Il problema principale della proposta della FCC è essenzialmente il fatto che i fornitori di servizi internet (o ISP) potrebbero gestire arbitrariamente, limitando od impedendo, l’accesso ai contenuti da parte degli utenti. Questo va contro al principio di una rete internet libera ed aperta, che ha caratterizzato la rete globale sin dalla sua nascita. Questo principio è ciò che permette, ad esempio a livello commerciale, che le piccole realtà non siano necessariamente schiacciate da quelle più grandi ed affermate per presenza online.

 

2017. Vignetta sulla protezione della neutralità di internet

Il secondo problema è che la FCC, inizialmente era pro net neutrality e spingeva verso un controllo più stringente sui provider di servizi internet. Lo scenario è cambiato con l’elezione dell’attuale presidente Donald Trump, che ha messo a capo della FCC Ajit Pai, fortemente contrario alla regolamentazione degli ISP.

A questo punto è importante ricordare due cose. La prima è che, nonostante il problema sia reale ed impellente, rimane la speranza (nonostante un congresso Repubblicano, anti regolamentazione) che il 14 la net neutrality americana non venga annullata a favore di un oligopolio degli ISP. La seconda cosa da ricordare, riguarda il fatto che, in caso dovesse passare negli Stati Uniti, non è detto che vi sia un effetto spill-over pronto a riversarsi sull’Unione Europea. Per quanto sia vero che l’agenzia di telefonia portoghese Meo abbia messo a disposizione diversi pacchetti per diversi servizi, è opportuno fare chiarezza. In questo caso non si può parlare di mancanza di net neutrality, perché Meo offre comunque dei pacchetti telefonia e dati come qualsiasi altro gestore. Il pacchetto social è aggiuntivo e riguarda unicamente i social utilizzati. Esempio: considerando un pacchetto da gb a € mensili e un utente che ama fruire di musica tutto il giorno grazie a Spotify, quest’ultimo può aggiungere 10gb a 4.99€ che non vadano ad intaccare la sua navigazione quotidiana. Per quanto sia deleterio alla “salute”, per così dire, di un internet libero – dato che seleziona determinati servizi arbitrariamente – non impone limiti, vincoli o blocchi, e i pacchetti “liberi” rimangono nell’offerta. Anche in Italia Fastweb ha delle tariffe dedicate al gaming, ma accostate a pacchetti standard. È quindi chiaro di come sia un’ingerenza dell’ISP mascherata da servizio non si possa comunque parlare di antagonismo alla net neutrality.

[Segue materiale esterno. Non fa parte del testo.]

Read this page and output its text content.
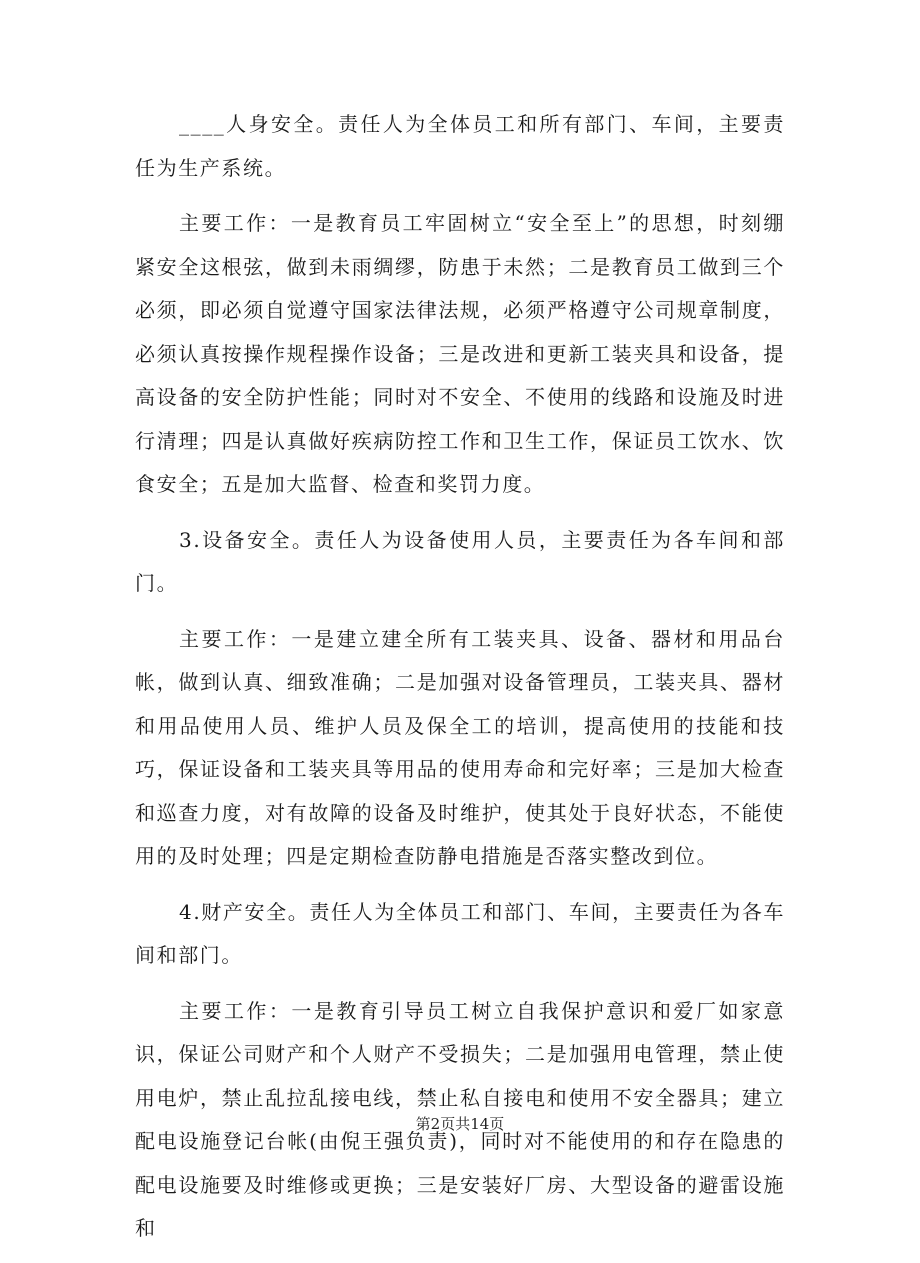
____人身安全。责任人为全体员工和所有部门、车间，主要责任为生产系统。

主要工作：一是教育员工牢固树立“安全至上”的思想，时刻绷紧安全这根弦，做到未雨绸缪，防患于未然；二是教育员工做到三个必须，即必须自觉遵守国家法律法规，必须严格遵守公司规章制度，必须认真按操作规程操作设备；三是改进和更新工装夹具和设备，提高设备的安全防护性能；同时对不安全、不使用的线路和设施及时进行清理；四是认真做好疾病防控工作和卫生工作，保证员工饮水、饮食安全；五是加大监督、检查和奖罚力度。

3.设备安全。责任人为设备使用人员，主要责任为各车间和部门。

主要工作：一是建立建全所有工装夹具、设备、器材和用品台帐，做到认真、细致准确；二是加强对设备管理员，工装夹具、器材和用品使用人员、维护人员及保全工的培训，提高使用的技能和技巧，保证设备和工装夹具等用品的使用寿命和完好率；三是加大检查和巡查力度，对有故障的设备及时维护，使其处于良好状态，不能使用的及时处理；四是定期检查防静电措施是否落实整改到位。

4.财产安全。责任人为全体员工和部门、车间，主要责任为各车间和部门。

主要工作：一是教育引导员工树立自我保护意识和爱厂如家意识，保证公司财产和个人财产不受损失；二是加强用电管理，禁止使用电炉，禁止乱拉乱接电线，禁止私自接电和使用不安全器具；建立配电设施登记台帐(由倪王强负责)，同时对不能使用的和存在隐患的配电设施要及时维修或更换；三是安装好厂房、大型设备的避雷设施和

第2页共14页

Infatti, negli ultimi anni, l’UE si è dimostrata ben pronta ad ascoltare i consumatori, divincolandoli ad esempio dal pagamento dei costi di roaming all’interno dell’UE per quanto riguarda la telefonia cellulare. Anche grazie ad un’intensa campagna di informazione da parte di savetheinternet.eu, a settembre 2016 l’ufficio BEREC, ovvero l’Organismo dei regolatori europei delle comunicazioni elettroniche, l’equivalente della FCC, ha pubblicato una serie di linee guida su come gli ISP devono gestire il traffico di dati. Queste linee guida vietano espressamente gli ISP dal bloccare o dal gestire arbitrariamente il traffico dati della rete internet, tuttavia con delle deroghe per gli operatori di telefonia mobile. Nonostante lo scetticismo di alcuni osservatori, in questo caso è improbabile che l’influenza americana giochi un ruolo sulle regole dell’Unione, la quale dovrebbe riuscire a mantenere una rete internet il più aperta, libera e paritaria possibile.